Resilience is the ability to adapt and recover from stress, challenges, trauma, tragedy, threats, or significant stressors. It means "bouncing back" from hardships. Resilient kids can handle setbacks, adapt to change, and persevere even when things get tough.
As parents, we must raise children who can thrive in an unpredictable world. We can't always protect our kids from problems, disappointments, or trauma, but we can teach them resilience. Resilience helps kids succeed academically and socially, transition to adulthood, and overcome life's inevitable challenges.
So how do we cultivate emotional resilience in our children? Here are some key evidence-based strategies:
Model Healthy Emotional Skills Yourself
Children learn emotional skills by watching adults. Your parenting style—how you handle emotions, stress, and difficult feelings—teaches your children important skills. When parents react strongly, lash out, ruminate, or shut down in response to stress, kids learn unhealthy emotional patterns. Kids can emulate positive coping behaviours like emotional awareness, impulse control, adaptability, and resilience when you model them. Try to handle problems calmly and optimistically. Discuss challenges, find solutions, and model determination to overcome obstacles. Show that mistakes are learning and strengthening opportunities. Your resiliency shows kids how to adapt in difficult situations.
Validate All Emotions
While we naturally praise happy, cheerful children, we should also acknowledge their full range of emotions. Kids need to understand and manage sadness, anger, jealousy, frustration, fear, and embarrassment. However, negative reactions to distress can teach them to hide, suppress, or shame normal reactions to upsetting events. Label and validate their feelings without judgement. Say, “You seem disappointed that your friend couldn't come over. It's okay to be sad." This response supports and helps them process difficult emotions. Teach your kids that all feelings, even big, uncomfortable ones, are normal and temporary. Allowing themselves to feel and express all their emotions builds resilience.
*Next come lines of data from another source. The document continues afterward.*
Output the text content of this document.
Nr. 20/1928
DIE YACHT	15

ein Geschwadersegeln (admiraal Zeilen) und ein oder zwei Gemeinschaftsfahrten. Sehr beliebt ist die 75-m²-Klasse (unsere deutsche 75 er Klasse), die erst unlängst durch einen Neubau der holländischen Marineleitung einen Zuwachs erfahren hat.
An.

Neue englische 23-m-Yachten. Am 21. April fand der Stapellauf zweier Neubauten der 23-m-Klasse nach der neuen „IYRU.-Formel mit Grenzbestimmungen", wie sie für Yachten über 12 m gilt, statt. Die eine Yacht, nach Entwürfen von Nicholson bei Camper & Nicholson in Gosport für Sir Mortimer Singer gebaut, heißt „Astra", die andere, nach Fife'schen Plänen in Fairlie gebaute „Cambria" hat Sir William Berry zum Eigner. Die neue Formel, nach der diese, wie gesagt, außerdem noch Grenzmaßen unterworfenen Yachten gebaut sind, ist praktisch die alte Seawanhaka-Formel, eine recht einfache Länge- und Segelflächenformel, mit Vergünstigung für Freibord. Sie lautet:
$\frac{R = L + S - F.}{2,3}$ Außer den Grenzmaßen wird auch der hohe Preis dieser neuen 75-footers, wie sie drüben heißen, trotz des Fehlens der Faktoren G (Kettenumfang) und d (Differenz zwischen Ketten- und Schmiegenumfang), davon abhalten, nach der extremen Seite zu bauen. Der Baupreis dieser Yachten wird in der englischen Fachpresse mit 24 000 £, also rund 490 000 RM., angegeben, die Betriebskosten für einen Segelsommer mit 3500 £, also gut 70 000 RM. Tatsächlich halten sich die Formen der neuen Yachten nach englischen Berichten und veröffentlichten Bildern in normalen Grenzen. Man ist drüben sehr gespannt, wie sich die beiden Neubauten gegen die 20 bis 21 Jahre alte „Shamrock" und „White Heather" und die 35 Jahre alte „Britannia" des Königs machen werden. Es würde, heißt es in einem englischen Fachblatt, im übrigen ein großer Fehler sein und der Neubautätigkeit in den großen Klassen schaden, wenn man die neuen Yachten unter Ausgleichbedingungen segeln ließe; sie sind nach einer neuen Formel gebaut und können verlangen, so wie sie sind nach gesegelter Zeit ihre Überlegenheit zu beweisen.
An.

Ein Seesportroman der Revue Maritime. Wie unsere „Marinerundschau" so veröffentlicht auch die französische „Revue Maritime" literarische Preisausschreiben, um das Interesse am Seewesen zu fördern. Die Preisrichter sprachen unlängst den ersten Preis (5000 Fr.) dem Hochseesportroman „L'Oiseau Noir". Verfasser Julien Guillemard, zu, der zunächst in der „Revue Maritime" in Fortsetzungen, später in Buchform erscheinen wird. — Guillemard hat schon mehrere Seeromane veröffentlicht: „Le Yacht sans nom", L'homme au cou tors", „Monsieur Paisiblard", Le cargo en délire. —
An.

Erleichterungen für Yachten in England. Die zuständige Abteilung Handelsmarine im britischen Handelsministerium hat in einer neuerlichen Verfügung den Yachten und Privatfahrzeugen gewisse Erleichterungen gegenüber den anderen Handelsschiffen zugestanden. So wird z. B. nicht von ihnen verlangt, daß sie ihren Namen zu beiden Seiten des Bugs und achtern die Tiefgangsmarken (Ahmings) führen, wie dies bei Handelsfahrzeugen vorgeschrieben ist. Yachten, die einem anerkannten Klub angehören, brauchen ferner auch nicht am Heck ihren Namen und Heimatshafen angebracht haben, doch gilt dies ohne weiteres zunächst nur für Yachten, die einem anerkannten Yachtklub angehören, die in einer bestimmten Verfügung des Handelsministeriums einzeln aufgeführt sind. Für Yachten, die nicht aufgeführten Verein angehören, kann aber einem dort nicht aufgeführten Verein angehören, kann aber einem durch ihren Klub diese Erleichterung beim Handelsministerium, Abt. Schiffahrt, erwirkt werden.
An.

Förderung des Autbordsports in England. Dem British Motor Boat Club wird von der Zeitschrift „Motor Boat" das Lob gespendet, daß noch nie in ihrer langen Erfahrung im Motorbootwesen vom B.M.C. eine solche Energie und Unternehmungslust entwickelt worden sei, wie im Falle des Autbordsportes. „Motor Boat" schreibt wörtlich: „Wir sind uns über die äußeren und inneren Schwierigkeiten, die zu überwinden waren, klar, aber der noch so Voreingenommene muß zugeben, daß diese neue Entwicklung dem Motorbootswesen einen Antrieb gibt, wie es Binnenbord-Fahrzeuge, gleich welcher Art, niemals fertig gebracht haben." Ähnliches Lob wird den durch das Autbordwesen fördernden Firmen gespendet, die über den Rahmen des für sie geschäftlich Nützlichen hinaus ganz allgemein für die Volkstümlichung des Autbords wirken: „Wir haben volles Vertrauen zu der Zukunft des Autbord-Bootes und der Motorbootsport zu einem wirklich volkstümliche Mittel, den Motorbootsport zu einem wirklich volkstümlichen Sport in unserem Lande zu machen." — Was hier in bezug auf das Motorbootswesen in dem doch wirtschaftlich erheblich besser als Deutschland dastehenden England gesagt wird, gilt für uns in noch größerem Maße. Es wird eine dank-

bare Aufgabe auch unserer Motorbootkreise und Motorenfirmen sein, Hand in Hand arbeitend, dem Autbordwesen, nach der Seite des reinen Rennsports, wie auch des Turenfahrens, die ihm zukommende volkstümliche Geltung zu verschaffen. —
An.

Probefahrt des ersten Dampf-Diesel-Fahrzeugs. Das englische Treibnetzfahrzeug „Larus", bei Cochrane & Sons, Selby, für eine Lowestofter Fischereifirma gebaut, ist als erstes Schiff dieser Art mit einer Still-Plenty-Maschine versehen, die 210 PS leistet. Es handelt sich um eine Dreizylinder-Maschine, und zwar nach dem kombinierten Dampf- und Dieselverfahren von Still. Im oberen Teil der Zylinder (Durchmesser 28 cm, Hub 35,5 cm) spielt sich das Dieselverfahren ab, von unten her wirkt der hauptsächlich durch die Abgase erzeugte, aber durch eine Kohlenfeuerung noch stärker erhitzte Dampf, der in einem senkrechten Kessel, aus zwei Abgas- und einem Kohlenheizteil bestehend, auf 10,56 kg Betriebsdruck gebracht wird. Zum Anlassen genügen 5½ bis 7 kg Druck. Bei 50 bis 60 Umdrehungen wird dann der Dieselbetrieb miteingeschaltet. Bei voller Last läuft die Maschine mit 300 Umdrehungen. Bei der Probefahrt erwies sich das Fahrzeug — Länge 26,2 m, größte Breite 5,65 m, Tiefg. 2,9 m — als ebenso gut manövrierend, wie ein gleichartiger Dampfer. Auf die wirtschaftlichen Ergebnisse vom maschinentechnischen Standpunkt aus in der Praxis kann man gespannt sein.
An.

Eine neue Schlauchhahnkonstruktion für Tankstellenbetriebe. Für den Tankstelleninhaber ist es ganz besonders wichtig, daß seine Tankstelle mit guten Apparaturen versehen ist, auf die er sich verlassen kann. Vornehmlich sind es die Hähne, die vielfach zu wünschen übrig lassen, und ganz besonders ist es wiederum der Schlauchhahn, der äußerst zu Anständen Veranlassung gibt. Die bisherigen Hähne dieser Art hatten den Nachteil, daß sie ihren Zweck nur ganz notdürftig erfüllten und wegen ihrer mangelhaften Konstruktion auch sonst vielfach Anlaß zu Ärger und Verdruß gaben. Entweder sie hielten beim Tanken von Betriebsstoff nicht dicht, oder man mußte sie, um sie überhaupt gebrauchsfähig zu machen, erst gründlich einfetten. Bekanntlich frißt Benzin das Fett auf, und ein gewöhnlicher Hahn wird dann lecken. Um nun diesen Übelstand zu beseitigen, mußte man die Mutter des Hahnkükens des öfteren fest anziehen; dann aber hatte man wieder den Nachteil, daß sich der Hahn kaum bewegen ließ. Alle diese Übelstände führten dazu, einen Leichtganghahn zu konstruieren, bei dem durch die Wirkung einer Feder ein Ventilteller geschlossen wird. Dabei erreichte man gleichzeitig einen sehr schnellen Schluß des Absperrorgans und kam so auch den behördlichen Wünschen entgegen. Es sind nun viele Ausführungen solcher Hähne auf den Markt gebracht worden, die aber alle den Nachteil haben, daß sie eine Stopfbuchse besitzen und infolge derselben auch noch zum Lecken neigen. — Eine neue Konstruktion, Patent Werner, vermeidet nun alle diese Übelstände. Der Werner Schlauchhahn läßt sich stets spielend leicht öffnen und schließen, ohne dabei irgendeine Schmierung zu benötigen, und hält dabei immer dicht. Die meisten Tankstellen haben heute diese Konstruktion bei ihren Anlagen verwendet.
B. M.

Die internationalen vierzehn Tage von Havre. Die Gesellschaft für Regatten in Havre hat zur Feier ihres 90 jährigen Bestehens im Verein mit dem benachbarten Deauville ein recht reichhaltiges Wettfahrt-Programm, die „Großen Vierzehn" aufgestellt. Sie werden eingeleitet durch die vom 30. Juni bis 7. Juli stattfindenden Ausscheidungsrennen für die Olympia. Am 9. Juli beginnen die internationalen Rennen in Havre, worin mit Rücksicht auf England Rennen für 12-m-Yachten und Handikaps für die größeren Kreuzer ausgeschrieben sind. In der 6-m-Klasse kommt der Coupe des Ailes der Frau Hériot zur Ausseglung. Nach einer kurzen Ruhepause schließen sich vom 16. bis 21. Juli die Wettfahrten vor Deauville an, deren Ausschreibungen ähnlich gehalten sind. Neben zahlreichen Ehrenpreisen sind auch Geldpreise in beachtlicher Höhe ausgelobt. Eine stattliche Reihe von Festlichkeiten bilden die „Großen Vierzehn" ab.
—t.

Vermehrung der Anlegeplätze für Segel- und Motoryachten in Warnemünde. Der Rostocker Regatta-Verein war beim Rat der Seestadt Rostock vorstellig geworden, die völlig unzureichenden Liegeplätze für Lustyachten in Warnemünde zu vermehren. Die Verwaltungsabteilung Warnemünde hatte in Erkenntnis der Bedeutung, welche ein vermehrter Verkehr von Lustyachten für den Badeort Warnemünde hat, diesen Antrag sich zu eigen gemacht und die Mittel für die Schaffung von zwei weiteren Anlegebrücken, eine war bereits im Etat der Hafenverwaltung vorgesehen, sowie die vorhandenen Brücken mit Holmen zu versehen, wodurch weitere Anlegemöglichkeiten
Use Empathy and Active Listening
When kids are upset, we want to help, offer solutions, or comfort them. Before building resilience, empathetic listening is more important. Start by noticing nonverbal cues of emotional distress and sitting with them. Be attentive, make eye contact, gently ask open-ended questions, and repeat what you hear without judgement. Understand their struggles and show concern. Give them space to express themselves while feeling heard and understood by you. Don't interrupt, answer, or reduce emotion. Your compassionate support can help them understand and process the experience. Being truly emotionally “seen” aids recovery and resilience.
Teach Coping Strategies
After validating emotions, help your child cope. Ask directly what would make them feel better. Discuss options like getting support from friends/family, calming activities, changing expectations/goals, or learning the task. Determine what they can control and what they must accept. Help them choose situation-specific coping strategies. When stressed or overwhelmed, practicing when things are calm will help you find coping resources. Use mindfulness/relaxation techniques like deep breathing, guided imagery, and progressive muscle relaxation to ground and manage extreme emotions, as well as change dysfunctional thoughts to be more accurate or helpful. Practice assertiveness in peer conflicts and performance anxiety role plays. Discuss resilient role models they admire. Kids books, shows, and inspiring stories of people overcoming major life challenges. Helping kids build their coping repertoire is only limited by imagination and should use their strengths and talents.
Allow Risk Taking and Tolerate Mistakes
Kids test assumptions, experiment, and push their limits, which can lead to emotional and physical bruises. Real-world problem-solving with measured risks helps kids learn to solve problems on their own, make good decisions, and think critically. If activities fit developmental norms and kids are ready, let them take charge. Understand that small mistakes prepare them to face bigger life challenges with flexibility and confidence. Instead of shielding kids from disappointments and harsh realities, let them experience the logical consequences of their choices. Promote effort over results and view setbacks as learning opportunities. Help kids evaluate their approach and make incremental improvements for next time. Celebrate hard-won mastery progress to encourage kids to persevere through setbacks. The freedom to choose their path boosts confidence and resilience.
Practice Bouncing Back from Hardships
All kids face significant adversity, such as a close friend moving away, failing to make the team or band, getting a bad grade, parents divorcing, or a grandparent dying. Sadly, childhood traumas and stressors occur. While painful, going through a loss or crisis at a younger age can help them develop coping skills that will protect and strengthen them when they are diagnosed with alcoholism, PTSD, chronic illness, job loss, divorce, or disability as adults. Take advantage of difficult life events to show positive adaptation. First, discuss anger, confusion, and grief with kids without judgement.
Next, model appropriate coping behaviours by crying and talking about cherished memories. Encourage children to make a memory book/box, plant a garden, or dedicate a performance or victory to the deceased. Remind them that adults are trustworthy and caring despite disruption. Encouragement shows faith in their ability to overcome difficult changes and losses. When kids find hope after traumatic events through caring connections and self-comforting rituals, neural pathways for flexibility and endurance grow, increasing resilience.